Accenture reported its first-quarter fiscal 2026 results, driven by strong deal bookings and steady revenue growth, even as margins came under pressure from business optimisation costs, according to the company’s earnings filing.
The IT services major posted new bookings of $20.9 billion, up 12% year-on-year in dollar terms, including $2.2 billion in advanced AI bookings.
The company beat Wall Street’s quarterly expectations. The revenue for the quarter rose 6% to $18.7 billion.
Manager services and consulting businesses led the growth, with revenue increasing by 8% and 4%, respectively.
The company signed 33 deals with quarterly bookings exceeding $100 million, reflecting sustained enterprise demand for large transformation programmes
Accenture chair and CEO Julie Sweet said, “We delivered revenue growth of 5% in local currency, at the top of our guided range, while continuing to gain market share. We also strengthened our leadership in advanced AI and deepened our ecosystem partnerships to help clients realise value.”
The CEO stated the results show the company’s strategy to be the preferred reinvention partner for clients.
By geography, EMEA (Europe, the Middle East and Africa) and Asia Pacific delivered stronger growth than the Americas in local currency terms, while industry-wise, financial services led with 14% revenue growth, followed by communications, media and technology at 9%.
Accenture’s GAAP operating margin declined to 15.3%, down from 16.7% a year earlier, reflecting $308 million in business optimisation costs, primarily related to employee severance.
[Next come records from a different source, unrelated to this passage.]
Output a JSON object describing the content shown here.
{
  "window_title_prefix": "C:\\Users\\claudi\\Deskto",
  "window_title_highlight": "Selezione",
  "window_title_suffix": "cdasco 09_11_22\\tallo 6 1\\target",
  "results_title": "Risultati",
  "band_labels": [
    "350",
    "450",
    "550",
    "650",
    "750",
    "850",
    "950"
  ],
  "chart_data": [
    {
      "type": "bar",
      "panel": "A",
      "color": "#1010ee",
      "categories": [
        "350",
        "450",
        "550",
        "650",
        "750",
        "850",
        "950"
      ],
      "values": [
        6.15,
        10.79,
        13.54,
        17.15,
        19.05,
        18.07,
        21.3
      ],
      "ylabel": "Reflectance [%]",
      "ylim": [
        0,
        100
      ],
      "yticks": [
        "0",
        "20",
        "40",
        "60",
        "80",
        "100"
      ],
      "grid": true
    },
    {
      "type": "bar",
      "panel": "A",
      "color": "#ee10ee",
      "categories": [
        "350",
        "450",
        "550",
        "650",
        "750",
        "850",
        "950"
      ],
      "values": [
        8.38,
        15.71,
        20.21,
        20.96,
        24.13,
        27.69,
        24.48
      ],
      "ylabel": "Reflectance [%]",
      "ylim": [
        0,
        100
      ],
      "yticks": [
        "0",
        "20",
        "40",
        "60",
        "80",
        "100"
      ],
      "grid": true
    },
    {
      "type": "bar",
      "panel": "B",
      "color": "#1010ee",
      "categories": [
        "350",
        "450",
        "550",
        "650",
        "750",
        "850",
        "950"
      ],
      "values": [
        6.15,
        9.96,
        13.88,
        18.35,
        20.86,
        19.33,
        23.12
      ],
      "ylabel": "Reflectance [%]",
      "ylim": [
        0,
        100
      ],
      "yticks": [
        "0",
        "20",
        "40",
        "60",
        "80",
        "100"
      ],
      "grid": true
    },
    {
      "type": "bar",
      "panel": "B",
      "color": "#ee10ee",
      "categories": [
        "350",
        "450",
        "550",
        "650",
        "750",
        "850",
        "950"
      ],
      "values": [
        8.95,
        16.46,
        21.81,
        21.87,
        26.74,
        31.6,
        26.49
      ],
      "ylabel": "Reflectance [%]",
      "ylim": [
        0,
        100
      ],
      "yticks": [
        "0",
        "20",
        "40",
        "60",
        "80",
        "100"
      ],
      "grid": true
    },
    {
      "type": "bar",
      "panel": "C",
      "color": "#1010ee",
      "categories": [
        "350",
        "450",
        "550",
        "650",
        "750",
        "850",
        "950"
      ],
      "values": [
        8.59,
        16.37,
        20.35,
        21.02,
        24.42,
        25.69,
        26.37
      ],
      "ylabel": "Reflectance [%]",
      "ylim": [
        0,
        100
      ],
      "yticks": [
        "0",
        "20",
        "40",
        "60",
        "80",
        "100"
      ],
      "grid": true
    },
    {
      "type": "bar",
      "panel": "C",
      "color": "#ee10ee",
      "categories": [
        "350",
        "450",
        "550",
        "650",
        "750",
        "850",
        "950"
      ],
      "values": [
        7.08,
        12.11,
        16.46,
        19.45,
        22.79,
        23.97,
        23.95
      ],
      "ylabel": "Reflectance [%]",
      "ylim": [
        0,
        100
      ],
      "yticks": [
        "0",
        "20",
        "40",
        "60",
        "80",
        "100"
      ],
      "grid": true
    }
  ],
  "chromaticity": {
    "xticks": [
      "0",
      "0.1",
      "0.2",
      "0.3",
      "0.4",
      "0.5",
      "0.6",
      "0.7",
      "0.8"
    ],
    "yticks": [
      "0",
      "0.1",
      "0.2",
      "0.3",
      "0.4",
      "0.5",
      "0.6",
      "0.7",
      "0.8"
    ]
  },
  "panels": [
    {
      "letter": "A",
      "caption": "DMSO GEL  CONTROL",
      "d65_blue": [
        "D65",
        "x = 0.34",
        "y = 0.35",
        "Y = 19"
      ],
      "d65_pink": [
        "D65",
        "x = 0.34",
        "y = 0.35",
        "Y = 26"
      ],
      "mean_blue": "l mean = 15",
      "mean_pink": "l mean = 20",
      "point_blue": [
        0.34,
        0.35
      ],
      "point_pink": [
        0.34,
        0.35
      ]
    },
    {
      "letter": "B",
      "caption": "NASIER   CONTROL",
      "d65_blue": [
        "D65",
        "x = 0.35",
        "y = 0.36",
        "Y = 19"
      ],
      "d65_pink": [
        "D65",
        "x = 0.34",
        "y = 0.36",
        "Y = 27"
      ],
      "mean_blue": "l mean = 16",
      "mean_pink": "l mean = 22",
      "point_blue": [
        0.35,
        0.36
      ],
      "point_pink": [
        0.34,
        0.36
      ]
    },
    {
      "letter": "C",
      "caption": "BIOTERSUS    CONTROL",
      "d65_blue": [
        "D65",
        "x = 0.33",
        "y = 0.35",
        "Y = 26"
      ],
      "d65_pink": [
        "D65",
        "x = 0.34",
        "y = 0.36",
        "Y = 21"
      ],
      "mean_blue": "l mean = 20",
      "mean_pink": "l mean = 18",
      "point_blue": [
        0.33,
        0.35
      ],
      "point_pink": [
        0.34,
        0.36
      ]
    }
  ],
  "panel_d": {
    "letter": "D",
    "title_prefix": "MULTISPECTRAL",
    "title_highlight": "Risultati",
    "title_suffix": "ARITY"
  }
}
Accenture GAAP refers to the company’s financial results prepared under Generally Accepted Accounting Principles (GAAP), the standard accounting rules mandated by US regulators.
On an adjusted basis, operating margin expanded 30 basis points to 17.0%.
It generated free cash flow of $1.5 billion during the quarter and returned $3.3 billion to shareholders through dividends and share repurchases.
For the full fiscal year 2026, Accenture reaffirmed its revenue growth guidance of 2%–5% in local currency, or 3%–6% excluding the impact of its US federal business, and raised its GAAP operating margin outlook to 15.2%–15.4%.
The company now expects GAAP EPS in the $13.12–$13.50 range.
Accenture employs approximately 7.84 lakh people globally and continues to position itself as a large-scale reinvention and AI services partner for enterprises amid ongoing macroeconomic uncertainty.
Earlier this month, Accenture expanded its partnership with Anthropic, launching a multi-year initiative to train around 30,000 employees on Claude and embed the model across enterprise environments.
It partnered with OpenAI the same month to push enterprise AI deeper into large companies, starting with Accenture’s own workforce.
The company also partnered with Snowflake to push global enterprises to accelerate AI and data-driven reinvention.
The Ireland-based IT consulting giant reported $69.7 billion in revenue last year, a 7% increase from the previous year.
Yet, alongside the growth, the company signalled caution. It warned of slowing momentum, announced job cuts, and noted that the anticipated boom from Artificial Intelligence is not living up to the hype.